Self-Re-Creation
Collection | GlossariumBITri |
---|---|
Author | José María Díaz-Nafría Wolfgang Hofkirchner |
Editor | Wolfgang Hofkirchner |
Year | 2010 |
Volume | 1 |
Number | 1 |
ID | 9 |
Object type | Concept |
Domain | UTI |
es | auto-re-creación |
fr | auto-ré-création |
de | Selbst-Re-Kreation |
Used in the Unified Theory of Information (UTI) as one of the three basic processes of information systems –the most advanced one.
Self-recreation is a more elaborated type of self-reproducing processes and refers to the capacity of self-organizing systems to create the necessary conditions, not only for their reproduction, but also to create themselves according to the objectives that they have established themselves. In their capacity to change the environment for their own settlement, they show an even bigger capacity to adapt than the systems that are merely biotic (self-reproducing) of which they are part. Thus they involve the most advanced evolutionary stage (or stage of cultural evolution).
They can be classified as self-determining insofar as their self-organising capacities offer, under certain circumstances, a set of possibilities, which can be chosen by themselves. Given the fact that such a choice takes the form of a decision adopted under the condition of an irreducible freedom of choice, the pragmatic and semantic levels are separated. Consequently, in the stage of social, self-recreating and self-determining systems, the semiotic relationship spreads in its three levels of sign production, which can be described in terms of the creation of ideas. Such creation happens in three stages: 1st) the perception of signals from outside the system causes the appearance of a sign, which is a modification of the system’s structure; 2nd) the interpretation of the perceptions by which the system’s state is modified and another sign emerges, meaning something that is given to the system as its object; 3rd) the evaluation of the interpretations that cause another sign to emerge, by means of which the system -as subject- completes its meaning, considering the object as an initial state to reach the end and affects the behaviour of the system so that it can be modified.

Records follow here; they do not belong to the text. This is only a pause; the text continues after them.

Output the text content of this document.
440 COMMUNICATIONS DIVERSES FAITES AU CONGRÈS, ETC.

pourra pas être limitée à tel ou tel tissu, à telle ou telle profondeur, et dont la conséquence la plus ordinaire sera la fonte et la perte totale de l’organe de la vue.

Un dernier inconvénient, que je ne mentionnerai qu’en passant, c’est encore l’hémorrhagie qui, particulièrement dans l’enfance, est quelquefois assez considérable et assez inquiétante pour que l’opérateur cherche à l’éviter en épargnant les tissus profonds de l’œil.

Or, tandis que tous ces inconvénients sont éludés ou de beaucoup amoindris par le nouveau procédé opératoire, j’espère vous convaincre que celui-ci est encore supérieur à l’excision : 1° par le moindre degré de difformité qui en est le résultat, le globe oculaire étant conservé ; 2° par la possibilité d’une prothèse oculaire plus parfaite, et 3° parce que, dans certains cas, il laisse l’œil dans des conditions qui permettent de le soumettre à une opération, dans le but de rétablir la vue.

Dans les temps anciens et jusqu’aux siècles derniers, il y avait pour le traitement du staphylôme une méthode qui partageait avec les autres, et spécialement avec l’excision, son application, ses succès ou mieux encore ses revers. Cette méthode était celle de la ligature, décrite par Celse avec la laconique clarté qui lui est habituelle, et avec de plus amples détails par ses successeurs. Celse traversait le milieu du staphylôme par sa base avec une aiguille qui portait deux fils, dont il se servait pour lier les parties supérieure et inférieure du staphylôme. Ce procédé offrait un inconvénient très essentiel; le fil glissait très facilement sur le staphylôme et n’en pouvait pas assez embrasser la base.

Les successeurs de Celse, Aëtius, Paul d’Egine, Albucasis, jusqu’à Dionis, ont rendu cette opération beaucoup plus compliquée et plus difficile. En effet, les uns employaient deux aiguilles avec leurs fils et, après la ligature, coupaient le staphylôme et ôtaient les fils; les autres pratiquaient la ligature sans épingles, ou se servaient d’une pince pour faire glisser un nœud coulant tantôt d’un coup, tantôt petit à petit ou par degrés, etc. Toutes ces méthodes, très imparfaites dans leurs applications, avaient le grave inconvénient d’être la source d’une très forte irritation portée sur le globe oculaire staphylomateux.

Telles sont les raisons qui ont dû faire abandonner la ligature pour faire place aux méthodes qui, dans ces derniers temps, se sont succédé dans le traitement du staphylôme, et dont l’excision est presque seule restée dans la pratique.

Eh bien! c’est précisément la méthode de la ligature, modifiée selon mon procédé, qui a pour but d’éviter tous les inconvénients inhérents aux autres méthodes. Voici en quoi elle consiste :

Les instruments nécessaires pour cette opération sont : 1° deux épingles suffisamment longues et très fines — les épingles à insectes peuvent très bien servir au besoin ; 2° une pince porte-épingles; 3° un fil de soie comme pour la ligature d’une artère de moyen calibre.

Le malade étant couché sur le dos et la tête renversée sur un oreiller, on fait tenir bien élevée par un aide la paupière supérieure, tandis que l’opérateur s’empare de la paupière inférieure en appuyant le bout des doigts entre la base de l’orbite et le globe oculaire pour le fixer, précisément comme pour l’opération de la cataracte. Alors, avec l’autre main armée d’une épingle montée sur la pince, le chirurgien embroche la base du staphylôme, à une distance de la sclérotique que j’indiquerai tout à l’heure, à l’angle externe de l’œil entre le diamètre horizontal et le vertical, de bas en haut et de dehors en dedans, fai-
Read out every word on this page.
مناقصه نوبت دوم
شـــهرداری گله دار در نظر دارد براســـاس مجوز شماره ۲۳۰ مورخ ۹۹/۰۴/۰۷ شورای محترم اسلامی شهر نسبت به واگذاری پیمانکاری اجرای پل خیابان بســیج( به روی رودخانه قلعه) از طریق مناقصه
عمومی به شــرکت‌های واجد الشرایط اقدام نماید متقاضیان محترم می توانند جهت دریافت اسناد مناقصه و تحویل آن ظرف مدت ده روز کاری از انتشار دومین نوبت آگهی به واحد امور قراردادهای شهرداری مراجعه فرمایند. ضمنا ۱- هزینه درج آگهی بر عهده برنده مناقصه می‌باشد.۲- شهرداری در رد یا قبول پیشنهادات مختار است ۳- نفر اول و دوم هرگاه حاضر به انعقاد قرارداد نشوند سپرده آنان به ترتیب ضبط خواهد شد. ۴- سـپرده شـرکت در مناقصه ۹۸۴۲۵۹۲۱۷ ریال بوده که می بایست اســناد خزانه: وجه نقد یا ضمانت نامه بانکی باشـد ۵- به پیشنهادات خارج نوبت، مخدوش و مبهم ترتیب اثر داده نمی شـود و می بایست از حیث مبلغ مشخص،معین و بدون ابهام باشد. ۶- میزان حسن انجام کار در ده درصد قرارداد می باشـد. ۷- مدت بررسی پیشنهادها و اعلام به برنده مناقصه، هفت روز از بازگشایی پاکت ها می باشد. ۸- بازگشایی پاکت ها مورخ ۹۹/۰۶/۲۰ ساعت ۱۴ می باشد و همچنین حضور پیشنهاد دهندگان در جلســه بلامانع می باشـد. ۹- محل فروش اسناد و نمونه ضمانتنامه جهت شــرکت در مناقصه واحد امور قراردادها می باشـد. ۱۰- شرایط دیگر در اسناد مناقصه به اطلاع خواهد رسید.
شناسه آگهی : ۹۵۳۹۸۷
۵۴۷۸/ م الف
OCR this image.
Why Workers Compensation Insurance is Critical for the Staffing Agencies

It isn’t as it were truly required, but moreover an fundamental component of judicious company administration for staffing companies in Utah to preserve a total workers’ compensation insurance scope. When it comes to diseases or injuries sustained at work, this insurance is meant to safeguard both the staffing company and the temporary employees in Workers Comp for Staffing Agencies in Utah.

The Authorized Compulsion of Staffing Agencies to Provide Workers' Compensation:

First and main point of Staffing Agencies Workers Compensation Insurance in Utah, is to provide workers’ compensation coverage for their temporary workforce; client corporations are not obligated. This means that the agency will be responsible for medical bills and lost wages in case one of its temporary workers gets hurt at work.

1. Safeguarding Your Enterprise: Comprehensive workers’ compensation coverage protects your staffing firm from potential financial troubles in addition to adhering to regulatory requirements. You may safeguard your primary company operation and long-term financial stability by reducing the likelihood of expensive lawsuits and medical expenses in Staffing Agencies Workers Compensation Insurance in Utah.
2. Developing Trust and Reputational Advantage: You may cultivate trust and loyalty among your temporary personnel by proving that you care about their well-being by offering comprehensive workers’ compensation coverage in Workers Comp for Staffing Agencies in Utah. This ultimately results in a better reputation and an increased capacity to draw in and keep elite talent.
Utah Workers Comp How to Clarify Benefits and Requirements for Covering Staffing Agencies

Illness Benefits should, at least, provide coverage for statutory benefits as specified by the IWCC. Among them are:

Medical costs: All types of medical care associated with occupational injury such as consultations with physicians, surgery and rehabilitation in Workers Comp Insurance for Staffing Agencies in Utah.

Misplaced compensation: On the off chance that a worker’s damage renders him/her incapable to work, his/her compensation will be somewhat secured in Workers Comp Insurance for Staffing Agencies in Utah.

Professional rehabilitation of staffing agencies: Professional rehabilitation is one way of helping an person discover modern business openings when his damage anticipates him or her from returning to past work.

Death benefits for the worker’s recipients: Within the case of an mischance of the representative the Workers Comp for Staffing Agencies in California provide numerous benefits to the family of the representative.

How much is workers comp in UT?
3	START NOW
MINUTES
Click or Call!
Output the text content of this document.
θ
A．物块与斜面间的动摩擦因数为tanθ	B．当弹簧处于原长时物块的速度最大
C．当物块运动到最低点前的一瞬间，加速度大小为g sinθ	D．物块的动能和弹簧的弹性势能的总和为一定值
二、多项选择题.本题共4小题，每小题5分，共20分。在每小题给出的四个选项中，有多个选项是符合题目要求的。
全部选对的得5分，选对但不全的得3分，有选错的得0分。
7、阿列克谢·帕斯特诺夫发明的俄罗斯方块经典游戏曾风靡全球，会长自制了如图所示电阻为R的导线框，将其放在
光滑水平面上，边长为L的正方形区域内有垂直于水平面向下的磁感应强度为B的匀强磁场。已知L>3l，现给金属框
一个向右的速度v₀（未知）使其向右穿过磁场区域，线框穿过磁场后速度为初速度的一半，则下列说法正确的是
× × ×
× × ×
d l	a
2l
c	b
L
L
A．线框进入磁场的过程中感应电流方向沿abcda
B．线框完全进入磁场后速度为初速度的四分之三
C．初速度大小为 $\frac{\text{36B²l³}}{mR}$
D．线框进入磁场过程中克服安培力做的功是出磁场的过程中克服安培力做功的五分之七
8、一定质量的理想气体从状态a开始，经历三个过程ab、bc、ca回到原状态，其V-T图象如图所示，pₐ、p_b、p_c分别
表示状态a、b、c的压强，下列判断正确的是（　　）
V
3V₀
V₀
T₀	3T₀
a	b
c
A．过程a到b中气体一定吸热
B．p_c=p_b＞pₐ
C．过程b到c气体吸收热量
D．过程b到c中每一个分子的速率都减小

The sign, in each of these three levels, is called (in UTI) data, knowledge and wisdom (or practical wisdom), respectively, each one corresponding to the field of the perceptive, cognitive and evaluative capacities, which together make up the characteristics of conscience, which appears in systems. In each stage, a break in the self-organisation occurs, which is a starting point for another one to occur (or not occur) afterwards.
Self-organising systems on the human, social, cultural level are capable of constructing themselves anew, inventing themselves, creating themselves again and again. Erich Jantsch called this capability “re-creative”. Thus “re-creative systems” are a branch of autopoietic systems that leads to a new level: (Self-)Re-creation is a refinement of, and further development in, autopoietic self-organisation (self-reproducing).
References
- FENZL, N., HOFKIRCHNER, W. (1997). “Information Processing in Evolutionary Systems. An Outline Conceptual Framework for a Unified Information Theory”. Schweitzer, F. (ed.), Self-Organization of Complex Structures: From Individual to Collective Dynamics, Foreword by Hermann Haken. London: Gordon and Breach, pp. 59-70.
- FLEISSNER, P., HOFKIRCHNER, W. (1996). “Emergent Information. Towards a unified information theory”. BioSystems, 2-3 (38), pp. 243-248.
- HOFKIRCHNER, W. (1998). “Information und Selbstorganisation – Zwei Seiten einer Medaille”. Fenzl, N., Hofkirchner, W., Stockinger, G. (eds.): Information und Selbstorganisation. Annäherungen an eine vereinheitlichte Theorie der Information. Innsbruck: Studienverlag, pp. 69-99.
- JANTSCH, E. (1987). “Erkenntnistheoretische Aspekte der Selbstorganisation natürlicher Systeme”. Schmidt, S. J. (ed.): Der Diskurs des Radikalen Konstruktivismus. Frankfurt: Suhrkamp, pp. 159-191.